The third time she tried to leave the row, I gave up trying to get her back more easily, and just gave her that, "don't even try it" look, which was enough to stop her from squeezing all the way into the next row. She just stood there staring at me, stuck halfway between the chairs. She knew that she was getting away with something, and she knew that I should be trying to stop her. But I didn't say anything. I was too tired of fighting her, and I was afraid that the woman would comment again.

It's tough enough to handle a two-year old without having defend your parenting tactics to everyone who happens along.

3 comments:

Anonymous said...

Okay I admit it; I'm someone who is very likely to respond the way the person in front of you did. (ducks to avoid a flying shoe) Granted it depends on the circumstances.

It's NOT out of a desire to undermine your own parental authority, but rather an attempt to "I know you don't WANT your child doing this and you're trying to keep her within boundaries you establish, both for her own discipline and to avoid annoying the tar out of everyone else, but in the event that your plan fails, please know that I understand kids will be kids sometimes, and if she is climbing around next to me, it isn't going to bother or annoy me. Please continue to enforce the rules you set, because that's your right and obligation, but be assured that if she does misbehave, I won't turn around and bite your head off asking why you can't control that little demon-child."
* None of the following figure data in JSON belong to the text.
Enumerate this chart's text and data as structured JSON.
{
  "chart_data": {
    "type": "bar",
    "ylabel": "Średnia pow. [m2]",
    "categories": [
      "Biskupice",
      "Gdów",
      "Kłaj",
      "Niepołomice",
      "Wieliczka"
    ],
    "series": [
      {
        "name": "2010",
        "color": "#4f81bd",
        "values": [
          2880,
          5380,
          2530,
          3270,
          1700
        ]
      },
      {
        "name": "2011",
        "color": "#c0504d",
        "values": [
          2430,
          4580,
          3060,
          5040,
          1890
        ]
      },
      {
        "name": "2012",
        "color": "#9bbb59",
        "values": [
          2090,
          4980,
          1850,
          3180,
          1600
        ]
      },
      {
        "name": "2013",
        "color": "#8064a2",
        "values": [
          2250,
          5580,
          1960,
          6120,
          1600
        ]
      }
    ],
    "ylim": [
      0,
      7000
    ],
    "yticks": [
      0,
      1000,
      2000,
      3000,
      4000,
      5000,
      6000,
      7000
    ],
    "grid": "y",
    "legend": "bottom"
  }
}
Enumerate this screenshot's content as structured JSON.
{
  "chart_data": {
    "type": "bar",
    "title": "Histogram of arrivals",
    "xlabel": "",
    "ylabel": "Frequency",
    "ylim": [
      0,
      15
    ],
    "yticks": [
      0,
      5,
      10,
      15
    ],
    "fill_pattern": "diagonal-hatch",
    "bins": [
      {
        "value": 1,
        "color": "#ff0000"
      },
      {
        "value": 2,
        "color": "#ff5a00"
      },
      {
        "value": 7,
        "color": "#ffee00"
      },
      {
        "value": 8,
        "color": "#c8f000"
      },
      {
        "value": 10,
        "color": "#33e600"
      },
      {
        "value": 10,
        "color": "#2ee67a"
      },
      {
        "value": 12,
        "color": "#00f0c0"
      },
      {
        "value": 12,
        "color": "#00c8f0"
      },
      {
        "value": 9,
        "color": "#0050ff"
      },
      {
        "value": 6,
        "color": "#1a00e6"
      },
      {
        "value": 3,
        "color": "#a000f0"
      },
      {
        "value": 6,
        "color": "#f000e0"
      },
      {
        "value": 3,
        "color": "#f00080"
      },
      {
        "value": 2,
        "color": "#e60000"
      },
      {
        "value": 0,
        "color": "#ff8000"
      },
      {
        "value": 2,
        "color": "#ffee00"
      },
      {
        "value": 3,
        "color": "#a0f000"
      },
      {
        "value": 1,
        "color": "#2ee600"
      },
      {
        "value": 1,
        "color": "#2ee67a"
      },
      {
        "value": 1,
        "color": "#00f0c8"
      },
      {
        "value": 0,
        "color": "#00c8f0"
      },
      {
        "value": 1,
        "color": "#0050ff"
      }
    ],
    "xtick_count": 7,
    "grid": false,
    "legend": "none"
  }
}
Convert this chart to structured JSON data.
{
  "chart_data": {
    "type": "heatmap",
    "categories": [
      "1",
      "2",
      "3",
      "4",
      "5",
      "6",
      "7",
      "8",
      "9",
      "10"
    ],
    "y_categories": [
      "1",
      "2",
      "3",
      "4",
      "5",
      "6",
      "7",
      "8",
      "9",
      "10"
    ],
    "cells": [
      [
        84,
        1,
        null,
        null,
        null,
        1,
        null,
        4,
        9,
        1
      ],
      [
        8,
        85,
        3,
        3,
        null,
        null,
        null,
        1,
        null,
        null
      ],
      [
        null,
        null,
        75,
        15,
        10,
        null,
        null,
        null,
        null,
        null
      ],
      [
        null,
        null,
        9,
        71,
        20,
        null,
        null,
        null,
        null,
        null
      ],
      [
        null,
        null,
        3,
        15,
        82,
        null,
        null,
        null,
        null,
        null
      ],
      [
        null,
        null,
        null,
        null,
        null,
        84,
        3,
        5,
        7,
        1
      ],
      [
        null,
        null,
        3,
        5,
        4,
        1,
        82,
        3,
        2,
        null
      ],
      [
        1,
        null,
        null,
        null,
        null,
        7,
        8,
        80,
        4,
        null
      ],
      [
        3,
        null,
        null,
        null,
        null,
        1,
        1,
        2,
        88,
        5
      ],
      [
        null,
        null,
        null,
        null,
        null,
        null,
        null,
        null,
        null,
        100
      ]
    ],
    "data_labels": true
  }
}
Now there's probably a good way of saying that and a not-so-good way, and I'm sure I'm more likely to say it in the not-so-good way. But I think it's important to realize that not everyone who says something bone-headed is truly being a bonehead.

Jen said...

Sorry it my post sounded harsh. I didn't mean to imply that the woman was trying to make me feel bad. I imagine that she was in fact trying to help, by doing exactly as you said, letting me know that she understands that kids act that way sometimes.

What I'm trying to point out in my post is that other people, whether they mean to or not, can undermine parents by making poorly worded comments in front of the children.

I had more problem with her, "it's OK," than the "she's not bothering me." To Maria, hearing "it's OK," means "I can keep doing what I'm doing."

Maybe I'm just oversensitive, but I really think that people need to watch what they say in front of young kids. A lot of people seem to run on the assumption that children don't understand what they're saying or aren't listening to what adults say, when in fact the kids are listening and probably understand a lot more that we give them credit for.

JimmyV said...

I think you make excellent points.

I especially think this is caused by a lack of practical experience with children. Since families are so small nowadays, even most parents only spend 3-6 years dealing with small children. I hope that larger family sizes in the future will naturall alleviate this problem.